James Alcock, chief executive of the Plunkett Foundation, said: “What has been achieved at Fordhall Farm is quite extraordinary and trailblazing – and none of it would have been possible without Charlotte Hollins.
"Not only was she instrumental in saving her family’s farm from the threat of redevelopment, she has shown what is possible through community ownership – and pushed on with a wide variety of projects which make Fordhall the diverse and successful place it is today.
"She has shown passion, dedication and boundless energy in her efforts and it is a great moment for the Plunkett Foundation to be able to honour her achievements with this fellowship.”
The farm offers various educational, training and social activities for many groups and individuals. Earlier this year its new bunkhouse opened, to offer even more opportunities.
Charlotte said: "I was completely surprised and taken aback by the award. Being named as the Plunkett Foundation's Centenary Fellow for Community Business is a huge honour.
"But I have to say that my success and indeed Fordhall's successes have only been possible because of the staff, volunteers and shareholders who have been involved with the farm both past, present and future. They are all part of our story, our journey and will always be part of our successes.

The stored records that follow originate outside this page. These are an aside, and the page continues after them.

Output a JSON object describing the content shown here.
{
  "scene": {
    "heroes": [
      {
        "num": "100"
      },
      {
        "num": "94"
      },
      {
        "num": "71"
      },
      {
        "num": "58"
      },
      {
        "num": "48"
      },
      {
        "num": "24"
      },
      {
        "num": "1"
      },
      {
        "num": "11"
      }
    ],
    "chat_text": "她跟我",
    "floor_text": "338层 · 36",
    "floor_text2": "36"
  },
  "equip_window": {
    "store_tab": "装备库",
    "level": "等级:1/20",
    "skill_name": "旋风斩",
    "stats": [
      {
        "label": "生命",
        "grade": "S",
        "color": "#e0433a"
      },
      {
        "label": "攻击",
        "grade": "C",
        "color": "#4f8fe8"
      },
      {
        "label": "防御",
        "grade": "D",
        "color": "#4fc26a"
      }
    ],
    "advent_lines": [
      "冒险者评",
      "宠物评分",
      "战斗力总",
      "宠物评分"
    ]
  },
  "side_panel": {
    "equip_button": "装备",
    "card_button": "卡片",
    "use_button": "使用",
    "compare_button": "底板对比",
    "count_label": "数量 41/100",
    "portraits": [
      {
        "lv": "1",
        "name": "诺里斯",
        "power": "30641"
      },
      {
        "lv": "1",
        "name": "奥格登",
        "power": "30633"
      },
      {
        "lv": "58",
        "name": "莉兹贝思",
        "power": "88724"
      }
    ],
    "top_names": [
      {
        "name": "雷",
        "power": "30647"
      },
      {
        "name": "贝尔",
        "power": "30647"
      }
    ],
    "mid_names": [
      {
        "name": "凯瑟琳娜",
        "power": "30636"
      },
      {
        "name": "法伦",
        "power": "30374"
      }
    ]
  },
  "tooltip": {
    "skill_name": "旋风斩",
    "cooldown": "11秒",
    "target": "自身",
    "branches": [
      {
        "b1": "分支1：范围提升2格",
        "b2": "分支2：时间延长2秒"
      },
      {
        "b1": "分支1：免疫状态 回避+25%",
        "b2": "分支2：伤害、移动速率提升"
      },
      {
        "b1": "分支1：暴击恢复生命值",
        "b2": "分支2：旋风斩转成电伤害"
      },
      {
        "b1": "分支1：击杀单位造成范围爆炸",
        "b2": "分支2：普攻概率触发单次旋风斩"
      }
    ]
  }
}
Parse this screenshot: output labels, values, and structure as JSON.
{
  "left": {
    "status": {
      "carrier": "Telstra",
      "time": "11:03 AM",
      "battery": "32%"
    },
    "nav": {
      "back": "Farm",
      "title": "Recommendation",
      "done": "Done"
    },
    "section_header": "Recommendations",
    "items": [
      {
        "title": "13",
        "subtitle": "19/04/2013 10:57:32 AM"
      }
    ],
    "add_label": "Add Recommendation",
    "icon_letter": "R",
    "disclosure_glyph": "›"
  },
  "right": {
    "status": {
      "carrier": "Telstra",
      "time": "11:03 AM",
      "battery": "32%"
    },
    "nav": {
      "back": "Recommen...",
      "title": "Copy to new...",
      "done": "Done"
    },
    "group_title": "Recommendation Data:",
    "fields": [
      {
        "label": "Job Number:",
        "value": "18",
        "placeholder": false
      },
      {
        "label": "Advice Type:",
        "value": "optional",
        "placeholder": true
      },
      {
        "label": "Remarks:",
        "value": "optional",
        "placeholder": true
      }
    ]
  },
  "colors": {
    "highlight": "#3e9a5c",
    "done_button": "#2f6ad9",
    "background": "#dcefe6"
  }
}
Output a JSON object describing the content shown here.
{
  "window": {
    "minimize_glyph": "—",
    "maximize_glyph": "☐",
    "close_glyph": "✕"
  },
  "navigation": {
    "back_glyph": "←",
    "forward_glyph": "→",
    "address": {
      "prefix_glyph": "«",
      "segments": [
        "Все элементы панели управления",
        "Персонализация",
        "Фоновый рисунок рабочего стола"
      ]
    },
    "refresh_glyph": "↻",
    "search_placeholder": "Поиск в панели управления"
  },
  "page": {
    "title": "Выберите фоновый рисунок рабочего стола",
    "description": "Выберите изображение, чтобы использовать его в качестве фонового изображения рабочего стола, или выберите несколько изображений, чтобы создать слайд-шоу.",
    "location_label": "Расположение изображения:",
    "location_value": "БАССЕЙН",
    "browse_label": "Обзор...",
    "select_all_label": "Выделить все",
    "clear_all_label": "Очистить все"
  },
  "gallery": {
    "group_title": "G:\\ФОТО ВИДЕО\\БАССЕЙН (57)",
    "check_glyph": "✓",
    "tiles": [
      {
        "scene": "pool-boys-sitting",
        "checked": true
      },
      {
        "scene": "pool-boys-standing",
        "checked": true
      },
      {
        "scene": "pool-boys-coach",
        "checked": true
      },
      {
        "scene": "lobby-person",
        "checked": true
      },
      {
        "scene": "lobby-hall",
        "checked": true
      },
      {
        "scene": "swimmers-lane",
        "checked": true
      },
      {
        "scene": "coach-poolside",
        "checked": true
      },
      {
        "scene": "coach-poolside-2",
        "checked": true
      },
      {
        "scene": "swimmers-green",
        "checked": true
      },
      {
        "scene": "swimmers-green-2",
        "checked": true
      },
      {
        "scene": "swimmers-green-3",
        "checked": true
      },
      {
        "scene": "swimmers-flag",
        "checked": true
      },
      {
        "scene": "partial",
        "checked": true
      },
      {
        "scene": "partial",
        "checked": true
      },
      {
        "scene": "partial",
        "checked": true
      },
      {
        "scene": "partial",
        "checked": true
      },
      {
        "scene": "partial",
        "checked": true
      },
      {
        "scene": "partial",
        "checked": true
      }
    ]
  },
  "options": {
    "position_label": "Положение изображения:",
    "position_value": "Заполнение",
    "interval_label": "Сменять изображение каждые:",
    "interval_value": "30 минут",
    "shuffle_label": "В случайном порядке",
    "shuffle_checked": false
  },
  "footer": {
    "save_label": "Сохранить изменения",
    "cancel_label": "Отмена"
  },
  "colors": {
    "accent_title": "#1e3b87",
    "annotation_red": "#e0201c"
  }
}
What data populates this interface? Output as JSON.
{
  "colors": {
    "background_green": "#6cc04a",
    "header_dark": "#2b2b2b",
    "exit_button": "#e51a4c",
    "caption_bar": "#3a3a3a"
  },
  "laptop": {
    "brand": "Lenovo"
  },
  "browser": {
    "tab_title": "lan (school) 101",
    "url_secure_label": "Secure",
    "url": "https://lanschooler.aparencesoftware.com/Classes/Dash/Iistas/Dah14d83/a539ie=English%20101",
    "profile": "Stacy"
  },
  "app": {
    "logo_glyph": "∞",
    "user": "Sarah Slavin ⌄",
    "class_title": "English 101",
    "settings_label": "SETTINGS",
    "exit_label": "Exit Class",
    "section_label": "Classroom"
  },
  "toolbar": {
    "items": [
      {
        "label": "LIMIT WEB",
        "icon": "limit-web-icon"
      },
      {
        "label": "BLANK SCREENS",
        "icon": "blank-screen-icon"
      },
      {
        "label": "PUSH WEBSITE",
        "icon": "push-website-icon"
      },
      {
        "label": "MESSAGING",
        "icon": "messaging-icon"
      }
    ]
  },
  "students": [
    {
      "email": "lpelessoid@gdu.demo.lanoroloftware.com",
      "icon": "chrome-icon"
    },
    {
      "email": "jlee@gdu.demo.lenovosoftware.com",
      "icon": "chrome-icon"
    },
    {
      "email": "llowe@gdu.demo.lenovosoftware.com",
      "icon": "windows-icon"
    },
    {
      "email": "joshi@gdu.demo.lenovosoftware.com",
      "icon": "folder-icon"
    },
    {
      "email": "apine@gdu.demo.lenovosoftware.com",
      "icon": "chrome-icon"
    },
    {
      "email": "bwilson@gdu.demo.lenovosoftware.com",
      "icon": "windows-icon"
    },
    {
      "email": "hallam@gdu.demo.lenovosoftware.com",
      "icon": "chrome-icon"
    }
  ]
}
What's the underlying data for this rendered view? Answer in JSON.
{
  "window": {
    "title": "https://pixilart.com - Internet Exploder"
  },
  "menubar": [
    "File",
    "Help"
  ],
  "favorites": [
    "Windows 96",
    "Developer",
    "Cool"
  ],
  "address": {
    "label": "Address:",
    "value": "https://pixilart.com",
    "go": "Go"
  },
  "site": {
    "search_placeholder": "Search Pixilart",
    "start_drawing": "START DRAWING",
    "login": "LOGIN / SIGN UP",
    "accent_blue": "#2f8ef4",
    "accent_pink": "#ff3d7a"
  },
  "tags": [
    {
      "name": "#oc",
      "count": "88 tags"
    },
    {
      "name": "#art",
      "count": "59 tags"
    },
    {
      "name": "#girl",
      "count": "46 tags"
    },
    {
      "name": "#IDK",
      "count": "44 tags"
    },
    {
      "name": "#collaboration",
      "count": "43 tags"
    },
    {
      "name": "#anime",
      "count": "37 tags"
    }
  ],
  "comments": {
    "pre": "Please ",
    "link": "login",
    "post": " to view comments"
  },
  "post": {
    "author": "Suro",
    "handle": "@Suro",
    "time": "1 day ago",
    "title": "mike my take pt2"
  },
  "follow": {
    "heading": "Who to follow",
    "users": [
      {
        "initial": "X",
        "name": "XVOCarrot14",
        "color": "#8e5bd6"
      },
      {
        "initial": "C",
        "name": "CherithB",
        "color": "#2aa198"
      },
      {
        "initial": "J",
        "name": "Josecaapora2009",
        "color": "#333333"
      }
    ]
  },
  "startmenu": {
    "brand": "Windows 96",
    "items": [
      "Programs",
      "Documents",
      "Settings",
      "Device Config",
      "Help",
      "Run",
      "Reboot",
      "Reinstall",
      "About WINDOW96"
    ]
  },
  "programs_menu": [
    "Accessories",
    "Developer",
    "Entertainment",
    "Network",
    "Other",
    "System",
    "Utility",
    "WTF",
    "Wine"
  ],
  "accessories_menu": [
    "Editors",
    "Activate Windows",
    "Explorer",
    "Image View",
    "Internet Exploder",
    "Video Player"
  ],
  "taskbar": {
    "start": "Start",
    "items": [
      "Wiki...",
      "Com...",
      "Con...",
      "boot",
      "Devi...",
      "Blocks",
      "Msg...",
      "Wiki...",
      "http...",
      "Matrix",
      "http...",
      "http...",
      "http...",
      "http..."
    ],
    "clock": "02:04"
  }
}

"I hope dad would be proud of everything we have achieved. He was such an inspirational advocate for organic farming and I hope to be working my way to doing the same for the community business sector.
"I passionately believe that the land ownership system in our country needs re-prioritising and if what we have done at Fordhall can help encourage that movement, then all the better.
"The awards ceremony was a great affair in central London. It was quite surreal for a country girl like me, to be walking past the Ritz and Fortnum & Mason when only a few hours before I was crossing the yard in Shropshire in mud.
"It was great to meet so many others in the community business sector, including other farms that we have supported, such as Jubilee Community Farm in Northern Ireland, who used Fordhall's model as their foundation for their new community business. It really is so rewarding to see."